Endocrine cells of the mammalian pituitary gland release systemic hormones, such as adenocorticotropic hormone (ACTH), luteinizing hormone, follicle-stimulating hormone and prolactin, in response to signals from the adjacent hypothalamus. During development the gland emerges from the rostral head ectoderm, and its elaborate organisation depends on interactions with adjacent neural tissues. By partly reproducing these interactions in vitro, Sasai and colleagues obtained a functional pituitary gland from embryonic stem cells (Nature 480, 57–62; 2011).

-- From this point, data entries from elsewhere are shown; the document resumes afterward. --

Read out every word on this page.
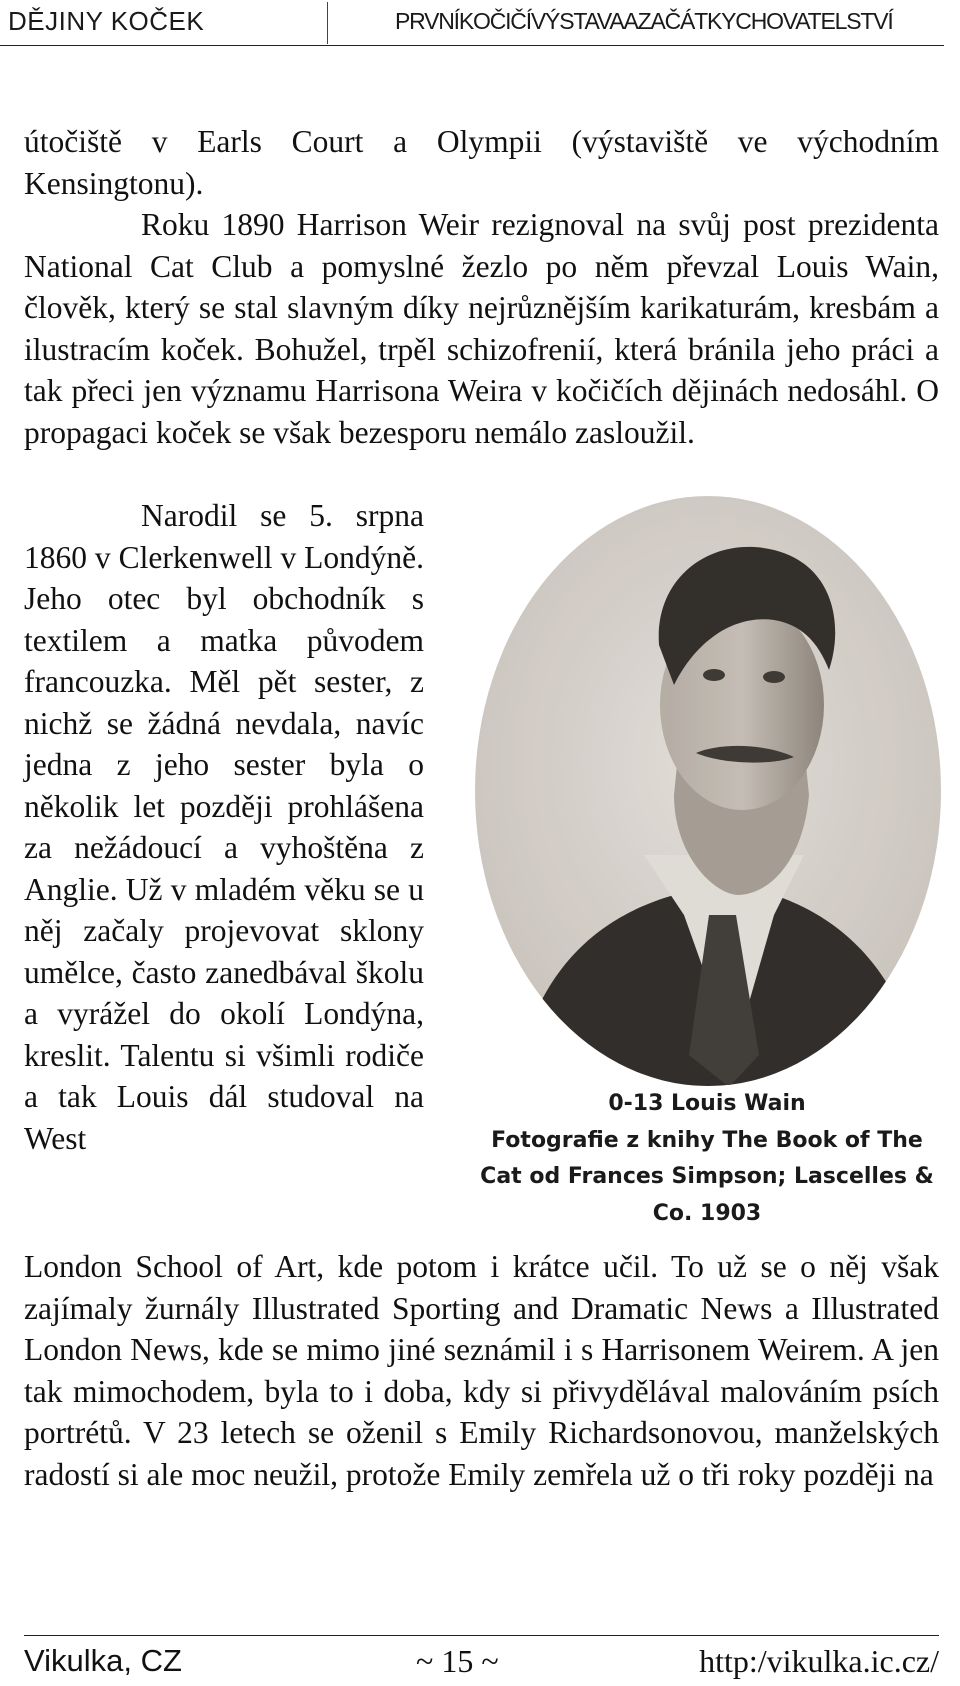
DĚJINY KOČEK	PRVNÍKOČIČÍVÝSTAVAAZAČÁTKYCHOVATELSTVÍ
útočiště v Earls Court a Olympii (výstaviště ve východním Kensingtonu).
Roku 1890 Harrison Weir rezignoval na svůj post prezidenta National Cat Club a pomyslné žezlo po něm převzal Louis Wain, člověk, který se stal slavným díky nejrůznějším karikaturám, kresbám a ilustracím koček. Bohužel, trpěl schizofrenií, která bránila jeho práci a tak přeci jen významu Harrisona Weira v kočičích dějinách nedosáhl. O propagaci koček se však bezesporu nemálo zasloužil.
Narodil se 5. srpna 1860 v Clerkenwell v Londýně. Jeho otec byl obchodník s textilem a matka původem francouzka. Měl pět sester, z nichž se žádná nevdala, navíc jedna z jeho sester byla o několik let později prohlášena za nežádoucí a vyhoštěna z Anglie. Už v mladém věku se u něj začaly projevovat sklony umělce, často zanedbával školu a vyrážel do okolí Londýna, kreslit. Talentu si všimli rodiče a tak Louis dál studoval na West
0-13 Louis Wain
Fotografie z knihy The Book of The
Cat od Frances Simpson; Lascelles &
Co. 1903
London School of Art, kde potom i krátce učil. To už se o něj však zajímaly žurnály Illustrated Sporting and Dramatic News a Illustrated London News, kde se mimo jiné seznámil i s Harrisonem Weirem. A jen tak mimochodem, byla to i doba, kdy si přivydělával malováním psích portrétů. V 23 letech se oženil s Emily Richardsonovou, manželských radostí si ale moc neužil, protože Emily zemřela už o tři roky později na
Vikulka, CZ	~ 15 ~	http:/vikulka.ic.cz/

The authors determined that aggregation of many embryonic stem cells in the presence of BMP4 led to the simultaneous differentiation of an epithelium with characteristics of the rostral head ectoderm overlaying a hypothalamic neuroectodermal cell layer. Following addition of Hedgehog agonists (known to promote pituitary gland fate in vivo), hollow epithelial structures formed in which the cells adopted the polarity and organisation characteristic of the pituitary gland. Inhibiting Notch signalling in these cultures was then sufficient to induce the differentiation of distinct endocrine cell types. As observed in vivo, ACTH release from these cells was induced by the gonadotropin hormone and inhibited by glucocorticoids. Finally, following ablation of the pituitary gland in mice, the authors transplanted the aggregates into kidney capsules and observed restored blood ACTH levels, as well as the physiological activities dependent on this hormone. Whether these transplanted aggregates show the plasticity that characterises the pituitary gland, which dynamically changes its proportions of endocrine cells in response to physiology, remains to be explored.